Ministerie van Binnenlandse Zaken en Koninkrijksrelaties

Toespraak van staatssecretaris Gijs de Vries bij het in ontvangst nemen van het rapport van de Commissie Onderzoek Cafébrand Nieuwjaarsnacht 2001
Een toespraak bij het onderwerp Brandweer en Rampenbestrijding 21 juni 2001
De nieuwjaarsbrand in Volendam, en vooral de beelden van de slachtoffers, zullen op ons netvlies geëtst blijven. De brand heeft onnoemlijk veel leed veroorzaakt. Ik denk aan het verdriet van hen die familie of vrienden moesten verliezen. Ik denk aan het leed van hen die levenslang gewond zijn, zowel uiterlijk als innerlijk. Deze verschrikkelijke gebeurtenis heeft veel vragen opgeroepen, hier in Volendam zelf maar ook in de rest van Nederland. Hoe heeft de brand kunnen gebeuren? Hoe kon de brand zo snel om zich heen grijpen? Hoe is de hulpverlening verlopen? Wat moet er gebeuren om "een tweede Volendam" in Nederland te voorkomen? Het is de verdienste van de commissie-Alders dat onze vragen binnen zes maanden grondig en uitvoerig zijn beantwoord. Uw rapport levert een belangrijke bijdrage aan het verwerkingsproces van de gemeenschap in Volendam. Uw analyse en aanbevelingen leveren ook een belangrijke bijdrage aan de veiligheid van ons land.

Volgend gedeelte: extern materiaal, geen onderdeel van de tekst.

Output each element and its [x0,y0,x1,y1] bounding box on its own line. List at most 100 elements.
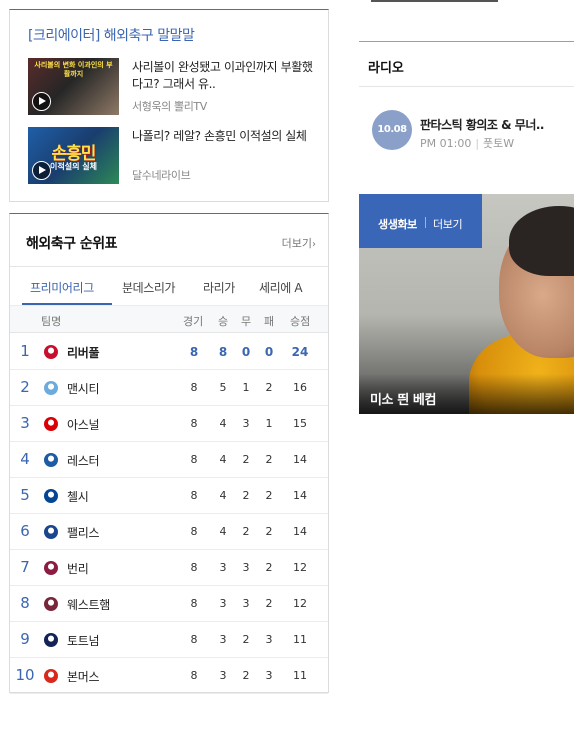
team-name[interactable]: 첼시 [67,488,89,505]
table-row[interactable]: 7 번리 8 3 3 2 12 [10,550,328,586]
table-row[interactable]: 4 레스터 8 4 2 2 14 [10,442,328,478]
tab-laliga[interactable]: 라리가 [203,279,235,296]
table-row[interactable]: 5 첼시 8 4 2 2 14 [10,478,328,514]
team-name[interactable]: 팰리스 [67,524,100,541]
played-value: 8 [190,381,198,394]
lost-value: 2 [265,561,273,574]
team-name[interactable]: 레스터 [67,452,100,469]
lost-value: 2 [265,381,273,394]
more-link-label: 더보기 [281,237,312,250]
table-row[interactable]: 8 웨스트햄 8 3 3 2 12 [10,586,328,622]
photo-gallery-label[interactable]: 생생화보 [378,216,417,232]
league-tabs: 프리미어리그 분데스리가 라리가 세리에 A [10,266,328,305]
played-value: 8 [190,417,198,430]
rank-number: 4 [20,450,30,468]
won-value: 4 [219,453,227,466]
drawn-value: 2 [242,453,250,466]
played-value: 8 [189,345,199,359]
drawn-value: 3 [242,561,250,574]
lost-value: 1 [265,417,273,430]
creator-video-panel: [크리에이터] 해외축구 말말말 사리볼의 변화 이과인의 부활까지 사리볼이 … [9,9,329,202]
won-value: 3 [219,597,227,610]
rank-number: 2 [20,378,30,396]
points-value: 12 [293,597,307,610]
tab-serie-a[interactable]: 세리에 A [259,279,303,296]
header-points: 승점 [290,315,311,328]
played-value: 8 [190,561,198,574]
points-value: 11 [293,633,307,646]
team-name[interactable]: 본머스 [67,668,100,685]
lost-value: 2 [265,597,273,610]
team-crest-icon [44,417,58,431]
radio-time: PM 01:00 [420,137,472,150]
team-name[interactable]: 맨시티 [67,380,100,397]
team-name[interactable]: 웨스트햄 [67,596,110,613]
points-value: 14 [293,525,307,538]
radio-section-title: 라디오 [368,61,404,76]
won-value: 4 [219,417,227,430]
tab-divider [425,217,426,228]
table-row[interactable]: 1 리버풀 8 8 0 0 24 [10,334,328,370]
rank-number: 5 [20,486,30,504]
team-crest-icon [44,669,58,683]
lost-value: 3 [265,633,273,646]
photo-caption[interactable]: 미소 띈 베컴 [370,389,436,408]
drawn-value: 0 [241,345,251,359]
header-drawn: 무 [241,315,252,328]
photo-subject-hair [509,206,574,276]
standings-title: 해외축구 순위표 [26,236,118,252]
video-thumbnail[interactable]: 사리볼의 변화 이과인의 부활까지 [28,58,119,115]
lost-value: 0 [264,345,274,359]
photo-more-link[interactable]: 더보기 [433,216,463,232]
chevron-right-icon: › [312,239,316,250]
lost-value: 3 [265,669,273,682]
team-crest-icon [44,489,58,503]
table-row[interactable]: 10 본머스 8 3 2 3 11 [10,658,328,694]
drawn-value: 3 [242,597,250,610]
play-icon [32,161,51,180]
radio-channel[interactable]: 풋토W [483,137,514,150]
standings-header-row: 팀명 경기 승 무 패 승점 [10,305,328,333]
drawn-value: 2 [242,489,250,502]
team-name[interactable]: 번리 [67,560,89,577]
team-name[interactable]: 아스널 [67,416,100,433]
video-item[interactable]: 사리볼의 변화 이과인의 부활까지 사리볼이 완성됐고 이과인까지 부활했다고?… [28,58,320,116]
team-name[interactable]: 리버풀 [67,344,100,361]
photo-gallery-card[interactable]: 생생화보 더보기 미소 띈 베컴 [359,194,574,414]
team-crest-icon [44,453,58,467]
header-won: 승 [218,315,229,328]
team-crest-icon [44,345,58,359]
radio-top-rule [359,41,574,42]
points-value: 15 [293,417,307,430]
lost-value: 2 [265,453,273,466]
radio-show-title[interactable]: 판타스틱 황의조 & 무너.. [420,116,544,133]
standings-more-link[interactable]: 더보기› [282,235,316,251]
points-value: 14 [293,453,307,466]
played-value: 8 [190,453,198,466]
drawn-value: 3 [242,417,250,430]
table-row[interactable]: 3 아스널 8 4 3 1 15 [10,406,328,442]
rank-number: 3 [20,414,30,432]
tab-bundesliga[interactable]: 분데스리가 [122,279,176,296]
rank-number: 8 [20,594,30,612]
team-name[interactable]: 토트넘 [67,632,100,649]
drawn-value: 2 [242,525,250,538]
video-title[interactable]: 사리볼이 완성됐고 이과인까지 부활했다고? 그래서 유.. [132,59,318,93]
points-value: 14 [293,489,307,502]
video-thumbnail[interactable]: 손흥민 이적설의 실체 [28,127,119,184]
thumbnail-caption: 사리볼의 변화 이과인의 부활까지 [34,61,113,78]
table-row[interactable]: 2 맨시티 8 5 1 2 16 [10,370,328,406]
standings-panel: 해외축구 순위표 더보기› 프리미어리그 분데스리가 라리가 세리에 A 팀명 … [9,213,329,694]
tab-premier-league[interactable]: 프리미어리그 [30,279,94,296]
won-value: 5 [219,381,227,394]
creator-panel-title[interactable]: [크리에이터] 해외축구 말말말 [28,25,195,45]
team-crest-icon [44,525,58,539]
photo-gallery-tab: 생생화보 더보기 [359,194,482,248]
played-value: 8 [190,525,198,538]
table-row[interactable]: 9 토트넘 8 3 2 3 11 [10,622,328,658]
video-item[interactable]: 손흥민 이적설의 실체 나폴리? 레알? 손흥민 이적설의 실체 달수네라이브 [28,127,320,185]
video-title[interactable]: 나폴리? 레알? 손흥민 이적설의 실체 [132,128,318,145]
rank-number: 9 [20,630,30,648]
radio-date-badge[interactable]: 10.08 [372,110,412,150]
table-row[interactable]: 6 팰리스 8 4 2 2 14 [10,514,328,550]
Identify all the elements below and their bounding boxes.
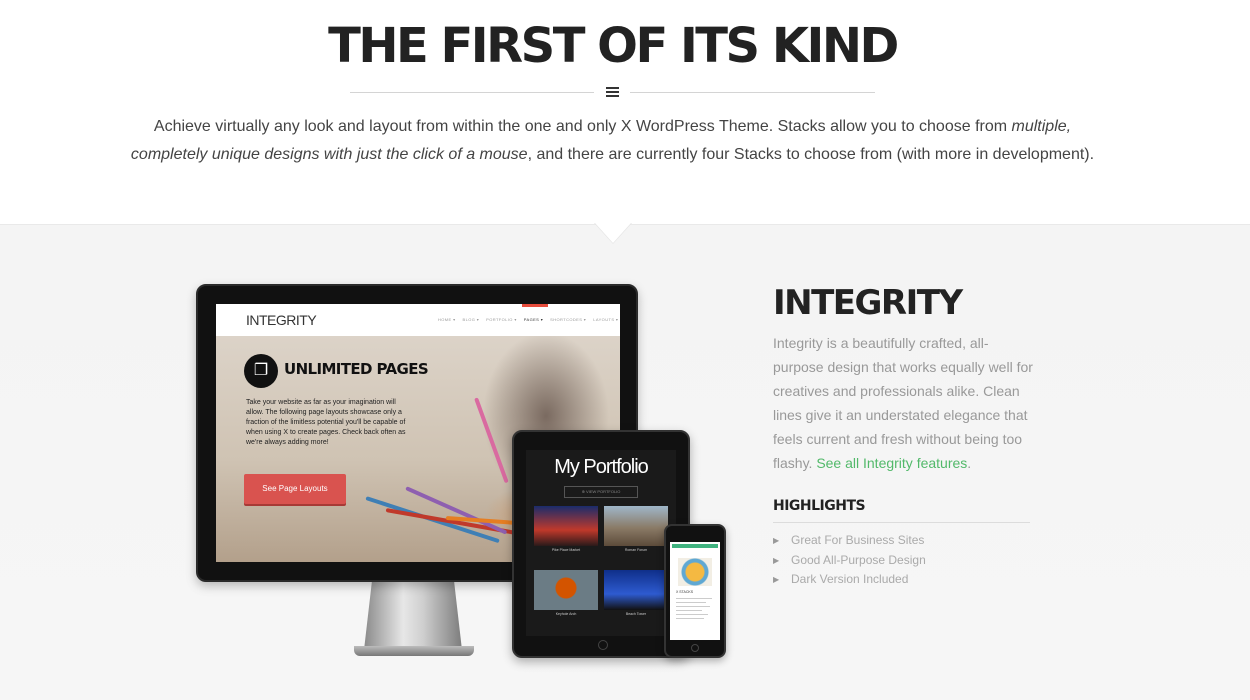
portfolio-caption: Pike Place Market: [551, 548, 581, 552]
portfolio-tile: [604, 506, 668, 546]
tablet-screen: My Portfolio ⊕ VIEW PORTFOLIO Pike Place…: [526, 450, 676, 636]
site-logo: INTEGRITY: [246, 312, 317, 328]
portfolio-caption: Keyhole Arch: [555, 612, 577, 616]
highlights-divider: [773, 522, 1030, 523]
portfolio-caption: Beach Tower: [625, 612, 647, 616]
phone-screen: X STACKS: [670, 542, 720, 640]
caret-right-icon: ▶: [773, 575, 780, 584]
portfolio-tile: [604, 570, 668, 610]
highlight-label: Good All-Purpose Design: [791, 552, 926, 567]
device-preview-image: INTEGRITY HOME ▾ BLOG ▾ PORTFOLIO ▾ PAGES ▾…: [190, 282, 740, 692]
notch-arrow: [595, 223, 631, 243]
tablet-home-button: [598, 640, 608, 650]
pages-icon: ❐: [244, 354, 278, 388]
stack-description: Integrity is a beautifully crafted, all-…: [773, 331, 1035, 475]
caret-right-icon: ▶: [773, 555, 780, 565]
phone-label: X STACKS: [676, 590, 694, 594]
site-menu-item: PORTFOLIO ▾: [486, 317, 517, 322]
phone-device: X STACKS: [664, 524, 726, 658]
divider-right: [630, 92, 875, 93]
portfolio-tile: [534, 570, 598, 610]
divider-left: [350, 92, 594, 93]
hero-title: THE FIRST OF ITS KIND: [328, 18, 899, 74]
see-features-link[interactable]: See all Integrity features: [816, 455, 967, 471]
highlight-label: Great For Business Sites: [791, 533, 925, 547]
portfolio-title: My Portfolio: [554, 456, 649, 478]
active-menu-bar: [522, 304, 548, 307]
highlights-title: HIGHLIGHTS: [773, 498, 866, 514]
caret-right-icon: ▶: [773, 536, 780, 545]
hero-desc-part1: Achieve virtually any look and layout fr…: [153, 118, 1012, 135]
phone-nav-bar: [672, 544, 718, 548]
highlight-item: ▶ Dark Version Included: [773, 570, 926, 590]
portfolio-subtitle: ⊕ VIEW PORTFOLIO: [564, 486, 638, 498]
hero-section: THE FIRST OF ITS KIND Achieve virtually …: [0, 0, 1250, 224]
highlight-item: ▶ Great For Business Sites: [773, 531, 926, 551]
site-menu-item-active: PAGES ▾: [523, 317, 544, 322]
site-menu-item: LAYOUTS ▾: [593, 317, 619, 322]
hero-description: Achieve virtually any look and layout fr…: [130, 113, 1095, 169]
portfolio-tile: [534, 506, 598, 546]
preview-heading: UNLIMITED PAGES: [284, 360, 429, 378]
site-menu-item: SHORTCODES ▾: [550, 317, 587, 322]
monitor-stand-base: [354, 646, 474, 656]
highlight-item: ▶ Good All-Purpose Design: [773, 551, 926, 571]
stack-title: INTEGRITY: [773, 283, 963, 323]
portfolio-caption: Roman Forum: [624, 548, 648, 552]
site-menu-item: BLOG ▾: [462, 317, 480, 322]
highlight-label: Dark Version Included: [791, 572, 909, 586]
phone-home-button: [691, 644, 699, 652]
site-menu: HOME ▾ BLOG ▾ PORTFOLIO ▾ PAGES ▾ SHORTCODES…: [438, 317, 620, 322]
see-page-layouts-button: See Page Layouts: [244, 474, 346, 504]
hero-desc-part2: , and there are currently four Stacks to…: [527, 146, 1095, 163]
preview-body-text: Take your website as far as your imagina…: [246, 399, 406, 446]
monitor-stand: [364, 582, 462, 650]
stack-desc-end: .: [967, 455, 972, 471]
highlights-list: ▶ Great For Business Sites ▶ Good All-Purp…: [773, 531, 926, 590]
stack-icon: [606, 87, 619, 98]
stack-desc-text: Integrity is a beautifully crafted, all-…: [773, 335, 1033, 471]
site-menu-item: HOME ▾: [438, 317, 456, 322]
site-nav: INTEGRITY HOME ▾ BLOG ▾ PORTFOLIO ▾ PAGES ▾…: [216, 304, 620, 336]
phone-image: [678, 558, 712, 586]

Ik wil daarom - namens het kabinet- de heer Alders en de leden van zijn commissie, alsook degenen die de commissie hebben ondersteund, van harte bedanken voor hun inzet in de afgelopen tijd.
Het is belangrijk dat er na zon catastrofe een onafhankelijk onderzoek komt, een onafhankelijk antwoord op de vragen over de tragische gebeurtenissen die nacht. Onafhankelijk, omdat de rol van de overheid zelf in het geding is, het vertrouwen van mensen in de overheid. Het vertrouwen van mensen in de overheid hangt rechtstreeks samen met de mate waarin de overheid haar verantwoordelijkheid voor veiligheid waarmaakt. Daar hoort de bereidheid van de overheid bij om haar eigen optreden kritisch te laten beoordelen door onafhankelijke derden.
Zoals u weet heeft het kabinet besloten tot instelling van één landelijke ongevallenraad. De wetgevingsvoorstellen daartoe hoopt het kabinet nog voor het eind van dit jaar aan de raad van staten te kunnen voorleggen.
Het beeld dat oprijst uit uw rapport, uit dat van de commissie-Oosting en uit de rapportages van de inspecties, is zorgwekkend. Het is díe zorg die de regering ertoe heeft gebracht naar aanleiding van het rapport-Oosting 92 actiepunten te formuleren. Actiepunten om Nederland veiliger te helpen maken. We zullen daarover iedere zes maanden aan de Tweede Kamer rapporteren.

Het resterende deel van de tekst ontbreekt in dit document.